[PATCH 03/11] drm/amdkfd: Improve amdgpu_vm_handle_moved
Felix Kuehling
felix.kuehling at amd.com
Wed Nov 1 17:09:58 UTC 2023
On 2023-10-17 17:13, Felix Kuehling wrote:
> Let amdgpu_vm_handle_moved update all BO VA mappings of BOs reserved by
> the caller. This will be useful for handling extra BO VA mappings in
> KFD VMs that are managed through the render node API.
>
> Signed-off-by: Felix Kuehling <Felix.Kuehling at amd.com>
> Reviewed-by: Christian König <christian.koenig at amd.com>
> ---
> drivers/gpu/drm/amd/amdgpu/amdgpu_cs.c | 22 +--------------------
> drivers/gpu/drm/amd/amdgpu/amdgpu_dma_buf.c | 2 +-
> drivers/gpu/drm/amd/amdgpu/amdgpu_vm.c | 19 +++++++++++++-----
> drivers/gpu/drm/amd/amdgpu/amdgpu_vm.h | 3 ++-
> 4 files changed, 18 insertions(+), 28 deletions(-)
>
> diff --git a/drivers/gpu/drm/amd/amdgpu/amdgpu_cs.c b/drivers/gpu/drm/amd/amdgpu/amdgpu_cs.c
> index 74769afaa33d..c8f2907ebd6f 100644
> --- a/drivers/gpu/drm/amd/amdgpu/amdgpu_cs.c
> +++ b/drivers/gpu/drm/amd/amdgpu/amdgpu_cs.c
> @@ -1113,7 +1113,6 @@ static int amdgpu_cs_vm_handling(struct amdgpu_cs_parser *p)
> struct amdgpu_vm *vm = &fpriv->vm;
> struct amdgpu_bo_list_entry *e;
> struct amdgpu_bo_va *bo_va;
> - struct amdgpu_bo *bo;
> unsigned int i;
> int r;
>
> @@ -1141,26 +1140,7 @@ static int amdgpu_cs_vm_handling(struct amdgpu_cs_parser *p)
> return r;
> }
>
> - amdgpu_bo_list_for_each_entry(e, p->bo_list) {
> - /* ignore duplicates */
> - bo = ttm_to_amdgpu_bo(e->tv.bo);
> - if (!bo)
> - continue;
> -
> - bo_va = e->bo_va;
> - if (bo_va == NULL)
> - continue;
> -
> - r = amdgpu_vm_bo_update(adev, bo_va, false);
> - if (r)
> - return r;
> -
> - r = amdgpu_sync_fence(&p->sync, bo_va->last_pt_update);
> - if (r)
> - return r;
> - }
FYI, removing this loop seemed to cause PSDB failures, mostly in RADV
tests. It may have been a glitch in the infrastructure, but the failures
were consistent on the three subsequent patches, too.
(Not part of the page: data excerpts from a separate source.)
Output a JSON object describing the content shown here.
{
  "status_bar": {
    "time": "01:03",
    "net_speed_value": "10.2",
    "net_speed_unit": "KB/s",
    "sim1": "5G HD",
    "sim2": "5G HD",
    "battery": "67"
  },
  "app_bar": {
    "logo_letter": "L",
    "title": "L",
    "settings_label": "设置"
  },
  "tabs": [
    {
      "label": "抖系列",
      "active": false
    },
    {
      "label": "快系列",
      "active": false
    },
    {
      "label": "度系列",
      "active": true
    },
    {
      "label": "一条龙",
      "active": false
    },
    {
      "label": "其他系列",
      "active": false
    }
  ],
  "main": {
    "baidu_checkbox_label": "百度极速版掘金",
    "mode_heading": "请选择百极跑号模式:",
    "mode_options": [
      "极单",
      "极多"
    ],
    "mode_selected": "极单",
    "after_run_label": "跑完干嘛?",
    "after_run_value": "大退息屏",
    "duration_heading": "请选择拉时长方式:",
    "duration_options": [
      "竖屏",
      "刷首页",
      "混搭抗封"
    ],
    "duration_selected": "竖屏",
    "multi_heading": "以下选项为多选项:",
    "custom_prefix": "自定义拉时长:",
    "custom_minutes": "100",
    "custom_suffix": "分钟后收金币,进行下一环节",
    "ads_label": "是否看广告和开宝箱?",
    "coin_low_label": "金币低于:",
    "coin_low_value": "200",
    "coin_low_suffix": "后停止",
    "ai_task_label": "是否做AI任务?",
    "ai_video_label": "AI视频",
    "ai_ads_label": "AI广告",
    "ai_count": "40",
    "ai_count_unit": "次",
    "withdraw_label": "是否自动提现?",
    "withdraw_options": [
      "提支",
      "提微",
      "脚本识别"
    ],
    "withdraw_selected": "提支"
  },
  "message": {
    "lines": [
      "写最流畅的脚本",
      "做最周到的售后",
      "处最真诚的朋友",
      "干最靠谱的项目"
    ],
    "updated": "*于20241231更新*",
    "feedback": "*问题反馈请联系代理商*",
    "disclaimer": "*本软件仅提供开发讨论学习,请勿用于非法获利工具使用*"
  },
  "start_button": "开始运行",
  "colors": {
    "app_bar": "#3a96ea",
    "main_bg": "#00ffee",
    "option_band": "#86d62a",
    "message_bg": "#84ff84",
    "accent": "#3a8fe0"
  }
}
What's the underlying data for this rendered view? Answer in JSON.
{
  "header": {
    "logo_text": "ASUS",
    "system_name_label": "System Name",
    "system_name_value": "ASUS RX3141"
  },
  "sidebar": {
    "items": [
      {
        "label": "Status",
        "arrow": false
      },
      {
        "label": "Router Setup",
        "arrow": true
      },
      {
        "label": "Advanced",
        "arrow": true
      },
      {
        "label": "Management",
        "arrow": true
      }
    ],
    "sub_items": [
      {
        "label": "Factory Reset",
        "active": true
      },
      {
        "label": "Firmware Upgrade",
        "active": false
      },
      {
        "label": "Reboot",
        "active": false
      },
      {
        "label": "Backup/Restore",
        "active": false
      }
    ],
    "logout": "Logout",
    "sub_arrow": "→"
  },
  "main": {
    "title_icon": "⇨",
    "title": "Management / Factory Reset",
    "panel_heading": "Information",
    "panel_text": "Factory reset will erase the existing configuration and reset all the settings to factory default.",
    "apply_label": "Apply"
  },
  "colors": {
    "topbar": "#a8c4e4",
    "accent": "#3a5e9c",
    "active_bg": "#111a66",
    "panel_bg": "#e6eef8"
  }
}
Restoring this
loop seems to make the tests pass, so I'll do that for now. I don't have
time to debug CS with RADV, and this change is not needed for my ROCm work.
Regards,
Felix
> -
> - r = amdgpu_vm_handle_moved(adev, vm);
> + r = amdgpu_vm_handle_moved(adev, vm, &p->ticket);
> if (r)
> return r;
>
> diff --git a/drivers/gpu/drm/amd/amdgpu/amdgpu_dma_buf.c b/drivers/gpu/drm/amd/amdgpu/amdgpu_dma_buf.c
> index b5e28fa3f414..e7e87a3b2601 100644
> --- a/drivers/gpu/drm/amd/amdgpu/amdgpu_dma_buf.c
> +++ b/drivers/gpu/drm/amd/amdgpu/amdgpu_dma_buf.c
> @@ -409,7 +409,7 @@ amdgpu_dma_buf_move_notify(struct dma_buf_attachment *attach)
> if (!r)
> r = amdgpu_vm_clear_freed(adev, vm, NULL);
> if (!r)
> - r = amdgpu_vm_handle_moved(adev, vm);
> + r = amdgpu_vm_handle_moved(adev, vm, ticket);
>
> if (r && r != -EBUSY)
> DRM_ERROR("Failed to invalidate VM page tables (%d))\n",
> diff --git a/drivers/gpu/drm/amd/amdgpu/amdgpu_vm.c b/drivers/gpu/drm/amd/amdgpu/amdgpu_vm.c
> index d72daf15662f..c586d0e93d75 100644
> --- a/drivers/gpu/drm/amd/amdgpu/amdgpu_vm.c
> +++ b/drivers/gpu/drm/amd/amdgpu/amdgpu_vm.c
> @@ -1285,6 +1285,7 @@ int amdgpu_vm_clear_freed(struct amdgpu_device *adev,
> *
> * @adev: amdgpu_device pointer
> * @vm: requested vm
> + * @ticket: optional reservation ticket used to reserve the VM
> *
> * Make sure all BOs which are moved are updated in the PTs.
> *
> @@ -1294,11 +1295,12 @@ int amdgpu_vm_clear_freed(struct amdgpu_device *adev,
> * PTs have to be reserved!
> */
> int amdgpu_vm_handle_moved(struct amdgpu_device *adev,
> - struct amdgpu_vm *vm)
> + struct amdgpu_vm *vm,
> + struct ww_acquire_ctx *ticket)
> {
> struct amdgpu_bo_va *bo_va;
> struct dma_resv *resv;
> - bool clear;
> + bool clear, unlock;
> int r;
>
> spin_lock(&vm->status_lock);
> @@ -1321,17 +1323,24 @@ int amdgpu_vm_handle_moved(struct amdgpu_device *adev,
> spin_unlock(&vm->status_lock);
>
> /* Try to reserve the BO to avoid clearing its ptes */
> - if (!adev->debug_vm && dma_resv_trylock(resv))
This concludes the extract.